À quand la cure de jouvence ?

Publié le 6 mai 2003 Lecture : 3 minutes.

Samedi 13 février 2000, à Lagos, finale de la XXIIe CAN. Le Nigeria et le Cameroun ne parviennent pas à se départager à l’issue des prolongations (2-2). La séance de tirs au but est inévitable. Le Nigérian Victor Ikpeba frappe de toutes ses forces. Le ballon heurte la barre et retombe derrière la ligne. Pour l’arbitre tunisien Mourad Daami, pourtant bien placé, il n’y a pas but. Le Nigeria est battu (4-3).
Stade municipal d’Accra, au Ghana, dimanche 17 décembre 2000. Le club local des Hearts of Oak reçoit en finale-retour de la Ligue des champions l’Espérance sportive de Tunis (EST). De nombreux incidents émaillent la partie. Mourad Daami, bien qu’officiellement non concerné par le match, oublie tout devoir de réserve et se comporte comme un supporteur zélé de l’EST. Il tente même de faire pression sur l’arbitre de la rencontre afin qu’il stoppe prématurément les hostilités. La CAF réagit. Le 10 février 2001, elle suspend Daami pour un an et le raye de la liste des arbitres présélectionnés pour la Coupe du monde. À peine a-t-il purgé la moitié de sa peine qu’il est amnistié, et même désigné pour arbitrer les rencontres de la CAN 2002 au Mali. Il dirige Afrique du Sud-Ghana à Ségou, puis Égypte-Cameroun à Sikasso. Sitôt ses valises bouclées, il apprend qu’il participera… au Mondial.

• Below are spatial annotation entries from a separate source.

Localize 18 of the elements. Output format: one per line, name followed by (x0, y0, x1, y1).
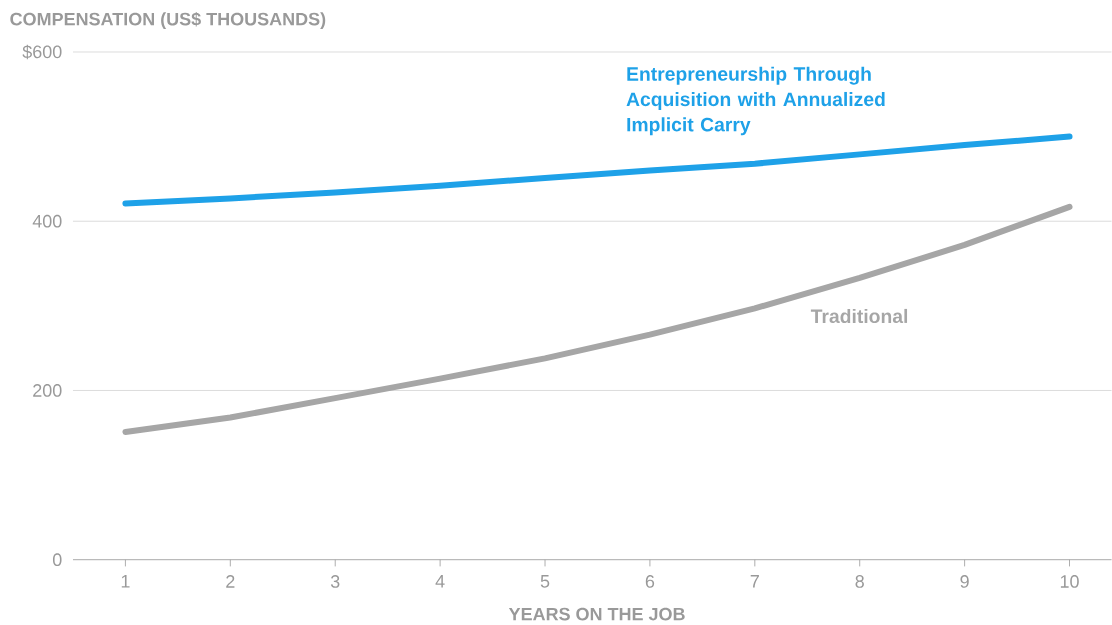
y-tick-label: 0 (52, 553, 62, 567)
x-tick-label: 6 (645, 575, 655, 588)
y-tick-label: 200 (33, 384, 62, 397)
x-tick-label: 8 (855, 575, 864, 588)
x-tick-label: 4 (435, 575, 445, 588)
x-tick-label: 5 (540, 575, 550, 588)
series-label: Traditional (810, 309, 908, 324)
y-tick-label: 400 (32, 215, 62, 228)
x-tick-label: 9 (960, 575, 969, 588)
y-tick-label: $600 (22, 44, 62, 60)
x-tick-label: 7 (750, 575, 759, 588)
x-axis-title: YEARS ON THE JOB (508, 607, 685, 621)
series-label: Entrepreneurship Through Acquisition with Annualized Implicit Carry (626, 66, 885, 136)
y-axis-title: COMPENSATION (US$ THOUSANDS) (10, 12, 326, 30)
x-tick-label: 3 (330, 575, 340, 588)
x-tick-label: 10 (1060, 575, 1079, 588)
x-tick-label: 1 (121, 575, 130, 588)
x-tick-label: 2 (226, 575, 235, 588)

Le 9 juin, à Myagi, il officie pour le match Mexique-Équateur. Il repartira du Japon avec, comme tous ses confrères, un joli pactole : 30 000 dollars de prime et d’indemnités.
L’itinéraire de Mourad Daami illustre bien les ambiguïtés et les incohérences du système. Depuis que le Marocain Saïd Belqola, le premier africain à avoir dirigé une finale de Coupe du monde (France-Brésil, le 13 juillet 1998), a tiré sa révérence, les arbitres du continent cherchent un digne représentant. Le prétendant officieux, l’Égyptien Gamal Ghandour, a raté le coche après sa performance controversée lors du quart de finale Corée-Espagne (0-0 et 5-3). Il vient d’ailleurs d’annoncer sa retraite internationale. Les cinq arbitres africains (sur 36) présents en Asie n’ont dirigé que 6 matchs, dont 5 du premier tour, sur un total de 64 : un maigre bilan pour l’équipe alignée par Farah Addo, président de la Commission des arbitres de la CAF et de la Fédération somalienne de football. Quelques semaines après le Mondial, Addo apprend qu’il ne fait plus partie de la Commission des arbitres de la Fifa, où il est remplacé, sur décision de Joseph Blatter, par l’Algérien Belaïd Lacarne et par le Sénégalais Badara Sène, deux de ses proches à la CAF.
En janvier dernier, la Commission de discipline de la Fifa interdit pour deux ans le Somalien de toute activité au sein des instances de l’organisation. La sanction fait suite aux déclarations d’Addo dans les médias, en février 2002, faisant état de « prétendues malversations financières visant à favoriser l’accession de Blatter à la présidence de la Fifa en 1998, et accusant le président de la Confédération asiatique, le Qatari Mohamed Ibn Hamman ». Le tout sans fournir de preuves.
Le 12 mars, la Fifa, après une expertise comptable sur la période 1999-2001, coupe toute subvention à la fédération somalienne pour non-transparence dans l’utilisation de 84 % des fonds directement versés à Farah Addo au Caire. Le 27, celui-ci annonce qu’il se démettra le 15 mai de sa charge de président de la Cecafa (Confederation of East and Central African Football Associations) et qu’il ne briguera pas en janvier 2004 de nouveaux mandats à la CAF, dont il est le premier vice-président. Il se lance dans la politique.
Le retrait du Somalien provoquera-t-il des changements dans le système arbitral ou maintiendra-t-il les privilèges acquis ? S’il est trop tôt pour répondre, il n’en demeure pas moins évident qu’une cure de rajeunissement s’impose. Non seulement beaucoup de sifflets internationaux ne seront pas épargnés par la nouvelle limite d’âge fixée par la Fifa (38 ans), mais les méthodes de formation, de sélection et de désignation des arbitres auront grand besoin d’être modernisées. Au-delà des discours d’autosatisfaction et des pratiques clientélistes, le temps est venu de garantir la crédibilité, l’intégrité et la sécurité du corps arbitral.